Roberts Irene, Stanworth Simon, Murray Neil A
Paediatric Haematology, Imperial College, London, UK.
Blood Rev. 2008 Jul;22(4):173-86. doi: 10.1016/j.blre.2008.03.004. Epub 2008 Apr 22.
Thrombocytopenia is one of the commonest haematological problems in neonates, affecting at least 25% of all admissions to neonatal intensive care units (NICUs) [Murray NA, Howarth LJ, McCloy MP et al. Platelet transfusion in the management of severe thrombocytopenia in neonatal intensive care unit patients. Transfus Med 2002;12:35-41; Garcia MG, Duenas E, Sola MC et al. Epidemiologic and outcome studies of patients who received platelet transfusions in the neonatal intensive care unit. J Perinatol 2001;21:415-20; Del Vecchio A, Sola MC, Theriaque DW et al. Platelet transfusions in the neonatal intensive care unit: factors predicting which patients will require multiple transfusions. Transfusion 2001;41:803-8]. Although a long list of disorders associated with neonatal thrombocytopenia can be found in many textbooks, newer classifications based on the timing of onset of thrombocytopenia (early vs. late) are more useful for planning diagnostic investigations and day-to-day management. The mainstay of treatment of neonatal thrombocytopenia remains platelet transfusion although it is important to note that no studies have yet shown clinical benefit of platelet transfusion in this setting. Indeed some reports even suggest that there may be significant adverse effects of platelet transfusion in neonates, including increased mortality, and that the effects of transfusion may differ in different groups of neonates with similar degrees of thrombocytopenia [Bonifacio L, Petrova A, Nanjundaswamy S, Mehta R. Thrombocytopenia related neonatal outcome in preterms. Indian J Pediatr 2007;74:269-74; Kenton AB, Hegemier S, Smith EO et al. Platelet transfusions in infants with necrotizing enterocolitis do not lower mortality but may increase morbidity. J Perinatol 2005;25:173-7]. There is also considerable variation in transfusion practice between different countries and between different neonatal units. Here we review recent progress in understanding the prevalence, causes and pathogenesis of thrombocytopenia in the newborn, the clinical consequences of thrombocytopenia and developments in neonatal platelet transfusion.
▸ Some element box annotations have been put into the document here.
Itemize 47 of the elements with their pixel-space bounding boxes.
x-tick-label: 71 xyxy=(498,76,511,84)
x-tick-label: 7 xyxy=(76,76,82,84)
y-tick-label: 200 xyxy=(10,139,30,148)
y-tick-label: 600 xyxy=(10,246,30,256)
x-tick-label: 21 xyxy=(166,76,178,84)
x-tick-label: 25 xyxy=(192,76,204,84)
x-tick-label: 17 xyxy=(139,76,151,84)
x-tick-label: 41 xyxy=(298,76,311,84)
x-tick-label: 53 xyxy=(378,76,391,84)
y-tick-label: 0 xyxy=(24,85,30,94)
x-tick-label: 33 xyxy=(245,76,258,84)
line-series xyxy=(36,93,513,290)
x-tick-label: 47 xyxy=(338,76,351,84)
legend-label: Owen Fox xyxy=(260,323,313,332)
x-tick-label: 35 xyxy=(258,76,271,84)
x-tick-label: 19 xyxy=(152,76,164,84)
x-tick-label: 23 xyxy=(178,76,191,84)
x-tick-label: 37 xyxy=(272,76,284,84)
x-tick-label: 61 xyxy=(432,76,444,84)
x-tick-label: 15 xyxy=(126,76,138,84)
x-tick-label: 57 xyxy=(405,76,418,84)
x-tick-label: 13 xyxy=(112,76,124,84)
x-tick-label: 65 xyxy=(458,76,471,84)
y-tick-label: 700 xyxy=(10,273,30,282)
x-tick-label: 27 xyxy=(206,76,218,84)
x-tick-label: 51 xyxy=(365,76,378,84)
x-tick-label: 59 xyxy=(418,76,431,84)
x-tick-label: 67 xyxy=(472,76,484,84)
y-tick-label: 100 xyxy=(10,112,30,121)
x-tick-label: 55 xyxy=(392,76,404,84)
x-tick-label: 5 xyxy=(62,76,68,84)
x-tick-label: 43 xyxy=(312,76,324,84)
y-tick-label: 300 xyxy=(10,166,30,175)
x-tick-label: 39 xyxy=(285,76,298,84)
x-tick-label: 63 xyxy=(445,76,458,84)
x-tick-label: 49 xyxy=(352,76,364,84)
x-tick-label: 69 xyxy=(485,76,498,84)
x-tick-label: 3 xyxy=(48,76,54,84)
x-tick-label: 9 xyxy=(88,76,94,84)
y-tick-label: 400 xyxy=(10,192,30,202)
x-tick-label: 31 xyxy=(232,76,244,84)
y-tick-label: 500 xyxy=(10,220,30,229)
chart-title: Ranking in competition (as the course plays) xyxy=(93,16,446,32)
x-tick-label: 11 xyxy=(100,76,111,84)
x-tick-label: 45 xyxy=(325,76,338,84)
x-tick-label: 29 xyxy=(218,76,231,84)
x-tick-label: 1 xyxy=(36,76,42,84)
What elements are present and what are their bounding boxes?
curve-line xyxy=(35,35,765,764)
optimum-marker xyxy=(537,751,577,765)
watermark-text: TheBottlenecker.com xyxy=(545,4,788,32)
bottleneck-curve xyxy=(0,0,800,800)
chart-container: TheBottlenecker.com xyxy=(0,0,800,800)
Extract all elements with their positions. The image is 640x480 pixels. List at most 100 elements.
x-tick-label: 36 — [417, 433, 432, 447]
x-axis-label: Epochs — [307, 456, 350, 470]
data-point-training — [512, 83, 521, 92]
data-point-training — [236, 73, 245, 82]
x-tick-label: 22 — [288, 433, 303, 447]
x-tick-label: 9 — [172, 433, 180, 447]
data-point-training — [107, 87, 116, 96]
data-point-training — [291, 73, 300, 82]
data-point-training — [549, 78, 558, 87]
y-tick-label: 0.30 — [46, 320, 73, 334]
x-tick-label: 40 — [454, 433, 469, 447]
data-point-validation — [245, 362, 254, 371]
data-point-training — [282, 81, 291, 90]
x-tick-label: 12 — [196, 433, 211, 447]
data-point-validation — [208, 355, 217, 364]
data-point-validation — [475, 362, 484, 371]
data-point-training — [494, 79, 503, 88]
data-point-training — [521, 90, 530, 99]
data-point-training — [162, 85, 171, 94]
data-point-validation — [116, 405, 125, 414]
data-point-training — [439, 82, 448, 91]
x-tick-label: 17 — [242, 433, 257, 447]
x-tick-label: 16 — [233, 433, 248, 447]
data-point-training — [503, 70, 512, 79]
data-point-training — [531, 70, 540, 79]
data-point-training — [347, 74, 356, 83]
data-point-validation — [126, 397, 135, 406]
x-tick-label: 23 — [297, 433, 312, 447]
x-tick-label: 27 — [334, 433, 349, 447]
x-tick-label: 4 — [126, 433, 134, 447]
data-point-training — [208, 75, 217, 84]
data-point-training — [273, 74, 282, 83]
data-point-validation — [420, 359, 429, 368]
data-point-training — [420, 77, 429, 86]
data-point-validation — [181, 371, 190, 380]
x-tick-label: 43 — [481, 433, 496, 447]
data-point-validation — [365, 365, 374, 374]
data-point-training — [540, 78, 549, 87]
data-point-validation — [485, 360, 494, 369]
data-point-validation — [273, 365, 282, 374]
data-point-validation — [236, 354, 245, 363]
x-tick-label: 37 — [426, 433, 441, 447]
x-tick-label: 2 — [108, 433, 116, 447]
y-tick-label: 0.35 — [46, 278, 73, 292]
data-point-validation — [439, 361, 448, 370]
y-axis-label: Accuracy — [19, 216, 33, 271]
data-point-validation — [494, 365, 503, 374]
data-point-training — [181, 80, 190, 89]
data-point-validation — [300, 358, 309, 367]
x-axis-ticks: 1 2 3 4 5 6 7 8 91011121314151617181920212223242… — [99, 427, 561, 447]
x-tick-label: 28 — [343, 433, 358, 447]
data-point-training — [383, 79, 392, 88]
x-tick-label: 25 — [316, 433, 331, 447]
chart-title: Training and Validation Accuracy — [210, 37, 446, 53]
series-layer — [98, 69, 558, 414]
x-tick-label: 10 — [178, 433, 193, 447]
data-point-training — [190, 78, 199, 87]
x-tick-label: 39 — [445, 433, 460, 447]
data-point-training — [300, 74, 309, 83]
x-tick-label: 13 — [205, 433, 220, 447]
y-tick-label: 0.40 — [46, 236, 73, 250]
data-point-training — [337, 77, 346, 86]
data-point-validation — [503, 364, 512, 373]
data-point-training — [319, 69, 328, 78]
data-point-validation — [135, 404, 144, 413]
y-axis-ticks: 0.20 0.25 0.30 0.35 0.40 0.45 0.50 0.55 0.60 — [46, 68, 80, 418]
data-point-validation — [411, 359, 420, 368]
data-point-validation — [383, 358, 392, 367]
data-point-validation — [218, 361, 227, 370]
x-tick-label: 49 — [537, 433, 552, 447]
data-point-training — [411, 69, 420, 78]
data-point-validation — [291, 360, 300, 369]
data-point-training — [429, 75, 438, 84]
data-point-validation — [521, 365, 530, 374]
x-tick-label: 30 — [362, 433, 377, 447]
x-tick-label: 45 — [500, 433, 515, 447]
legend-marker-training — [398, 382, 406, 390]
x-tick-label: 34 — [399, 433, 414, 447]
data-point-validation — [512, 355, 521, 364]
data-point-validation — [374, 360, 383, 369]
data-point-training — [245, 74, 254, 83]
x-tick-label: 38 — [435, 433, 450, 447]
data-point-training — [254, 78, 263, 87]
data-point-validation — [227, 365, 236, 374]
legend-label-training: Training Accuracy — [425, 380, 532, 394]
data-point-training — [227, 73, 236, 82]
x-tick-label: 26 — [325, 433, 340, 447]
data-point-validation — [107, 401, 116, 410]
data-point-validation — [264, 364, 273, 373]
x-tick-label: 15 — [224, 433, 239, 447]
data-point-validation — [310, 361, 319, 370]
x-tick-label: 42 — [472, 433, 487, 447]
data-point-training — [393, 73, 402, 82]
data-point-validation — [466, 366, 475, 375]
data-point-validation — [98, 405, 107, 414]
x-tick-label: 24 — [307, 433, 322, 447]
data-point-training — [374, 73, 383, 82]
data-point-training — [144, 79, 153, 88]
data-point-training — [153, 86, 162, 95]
血小板减少症是新生儿最常见的血液学问题之一,影响至少25%入住新生儿重症监护病房(NICU)的患儿[默里·纳A、豪沃思·LJ、麦克洛伊·MP等。新生儿重症监护病房患者严重血小板减少症治疗中的血小板输注。输血医学2002;12:35 - 41;加西亚·MG、杜埃尼亚斯·E、索拉·MC等。新生儿重症监护病房接受血小板输注患者的流行病学及结局研究。围产医学杂志2001;21:415 - 20;德尔·韦基奥·A、索拉·MC、塞里亚克·DW等。新生儿重症监护病房的血小板输注:预测哪些患者需要多次输血的因素。输血2001;41:803 - 8]。尽管许多教科书中能找到一长串与新生儿血小板减少症相关的疾病,但基于血小板减少症发病时间(早期与晚期)的新分类对于规划诊断性检查和日常管理更有用。新生儿血小板减少症的主要治疗方法仍是血小板输注,不过需要注意的是,尚无研究表明在此情况下血小板输注有临床益处。实际上,一些报告甚至表明新生儿血小板输注可能有显著不良反应,包括死亡率增加,而且在血小板减少程度相似的不同新生儿组中,输血的效果可能不同[博尼法西奥·L、彼得罗娃·A、南君达斯瓦米·S、梅塔·R。早产儿血小板减少相关的新生儿结局。印度儿科学杂志2007;74:269 - 74;肯顿·AB、黑格米尔·S、史密斯·EO等。坏死性小肠结肠炎婴儿的血小板输注不能降低死亡率,但可能增加发病率。围产医学杂志2005;25:173 - 7]。不同国家以及不同新生儿病房之间的输血实践也存在很大差异。在此,我们综述了在新生儿血小板减少症的患病率、病因和发病机制、血小板减少症的临床后果以及新生儿血小板输注进展方面的最新研究成果。